In this study, we also confirmed the effectiveness of the Minimed™ 780G system in rapidly achieving and sustaining the recommended glycemic targets throughout the 12-month period. Approximately half of the participants achieved a HbA1c% ≤ 7%, and the majority of them aligned with consensus-based glycemic targets related to standardized CGM metrics such as TIR%, TAR%, TBR%, CV%, and GMI%. Importantly, these improvements in glycemic control were evident as early as 14 days after initiating auto-mode and continued consistently, or even improved, throughout the 12-month follow-up period. Furthermore, these findings observed at both the initiation of auto-mode and at the 12-month mark appeared unaffected by factors such as sex, age, duration of diabetes, BMI, and TDI at baseline. Moreover, many participants were previous users of either PLGS or HCL systems and already had good glycemic control. A limitation of the present study is the small population size; however, it emphasizes the robustness and consistency of the results obtained with AHCL systems in much larger cohorts and it is one of the few studies in the literature that has investigated the TITR, particularly in an adult population with a long follow-up period. Another potential limitation of our work is its retrospective design, which may introduce potential bias; however, the study population is well characterized and the data were collected and analyzed meticulously. Regarding safety, we obtained further confirmation. Importantly, transitioning to automatic mode did not increase the incidence of hypoglycemic episodes; instead, it reduced them (particularly in patients with HbA1c > 7.5% at baseline) and maintained this improvement throughout the 12-month period. Notably, at A12mo the 95% of patients showed a TBR < 4%.

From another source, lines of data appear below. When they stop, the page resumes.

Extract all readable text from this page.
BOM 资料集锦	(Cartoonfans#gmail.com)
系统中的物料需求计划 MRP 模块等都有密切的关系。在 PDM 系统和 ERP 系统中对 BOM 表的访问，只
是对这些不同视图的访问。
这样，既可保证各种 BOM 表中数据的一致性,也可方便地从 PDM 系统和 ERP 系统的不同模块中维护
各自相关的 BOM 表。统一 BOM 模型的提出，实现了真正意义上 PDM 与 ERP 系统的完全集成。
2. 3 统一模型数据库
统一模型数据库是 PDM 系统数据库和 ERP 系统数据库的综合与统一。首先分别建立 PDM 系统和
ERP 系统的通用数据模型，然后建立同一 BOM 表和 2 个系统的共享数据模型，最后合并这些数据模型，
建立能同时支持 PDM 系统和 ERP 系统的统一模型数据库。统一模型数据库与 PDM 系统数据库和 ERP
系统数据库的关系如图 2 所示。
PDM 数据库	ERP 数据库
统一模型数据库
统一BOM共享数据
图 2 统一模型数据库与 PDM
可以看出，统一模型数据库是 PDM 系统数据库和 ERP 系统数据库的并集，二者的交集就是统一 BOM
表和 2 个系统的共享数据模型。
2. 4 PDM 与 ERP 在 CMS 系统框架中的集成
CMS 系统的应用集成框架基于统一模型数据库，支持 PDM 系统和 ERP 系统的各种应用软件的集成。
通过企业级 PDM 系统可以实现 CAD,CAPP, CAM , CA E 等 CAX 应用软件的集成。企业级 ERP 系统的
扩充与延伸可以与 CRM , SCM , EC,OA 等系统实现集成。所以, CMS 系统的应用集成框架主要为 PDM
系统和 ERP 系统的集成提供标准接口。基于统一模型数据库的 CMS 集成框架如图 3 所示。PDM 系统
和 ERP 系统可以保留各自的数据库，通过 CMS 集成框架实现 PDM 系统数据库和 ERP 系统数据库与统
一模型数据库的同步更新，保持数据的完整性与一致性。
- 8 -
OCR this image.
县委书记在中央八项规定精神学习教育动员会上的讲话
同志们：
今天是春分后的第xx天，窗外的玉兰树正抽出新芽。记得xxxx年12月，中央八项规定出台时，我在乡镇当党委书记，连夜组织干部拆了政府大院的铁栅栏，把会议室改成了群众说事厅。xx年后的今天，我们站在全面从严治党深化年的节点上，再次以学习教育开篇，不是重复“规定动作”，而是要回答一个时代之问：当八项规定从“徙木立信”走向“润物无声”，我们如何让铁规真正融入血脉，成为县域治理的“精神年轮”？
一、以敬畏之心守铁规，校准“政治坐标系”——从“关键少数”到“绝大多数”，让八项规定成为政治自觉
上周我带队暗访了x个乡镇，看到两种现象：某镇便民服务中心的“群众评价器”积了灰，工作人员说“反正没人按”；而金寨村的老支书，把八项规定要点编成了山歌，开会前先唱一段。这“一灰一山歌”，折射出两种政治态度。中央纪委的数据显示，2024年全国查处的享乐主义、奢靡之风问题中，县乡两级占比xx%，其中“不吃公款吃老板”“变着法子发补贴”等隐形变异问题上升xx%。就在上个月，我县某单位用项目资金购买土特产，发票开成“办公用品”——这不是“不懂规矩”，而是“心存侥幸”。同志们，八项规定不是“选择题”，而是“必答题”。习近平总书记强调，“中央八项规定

The literature underscores the critical importance of optimizing glycemic control to reduce the risk of microvascular complications and the incidence of cardiovascular diseases [39, 40]; this study highlights how technological advancements now enable achieving glucose levels close to euglycemia without the risk of hypoglycemia. However, to determine whether this promising new CGM glycemic metric could become a key measure for assessing glycemic outcomes and the risk of diabetes complications, further research is needed to support a comprehensive discussion and establish a consensus target within the International Consensus group. Prospective interventional clinical trials, where patients are instructed to aim for a target of spending time with glycemic values between 70 and 140 mg/dL, conducted across different settings and diverse populations (including those at higher risk of hypoglycemia) and using various treatment approaches, could be particularly helpful [9]. Beyond glycemic outcomes, it is important to consider whether striving for glucose levels close to euglycemia may introduce anxiety and consequently lead to a poorer quality of life due to the constant monitoring required to maintain tight glycemic control [10].

Conclusion

This observational, retrospective, real-world study demonstrates the improvement in TITR among adults with T1D using the AHCL Minimed™ 780G system and underscores the effectiveness of this novel glucose metric in accurately assessing glycemic control, with a TITR of 55% corresponding to an HbA1c level of 6.5%. Our findings are consistent with the limited existing literature on the desirable TITR [11, 35] and support the notion that a TITR target of over 55% can realistically be achieved by users of the Minimed™ 780G AHCL system when using optimal settings (100 mg/dl as glycemic target and 2 h as active insulin time). Further studies are needed to explore the short- and long-term implications of using TITR as a CGM metric and to establish its practical usefulness in clinical settings. Finally, our study not only reaffirms previous findings about the effectiveness of AHCL systems in achieving optimal glycemic control but also demonstrates their ability to maintain or improve control over time.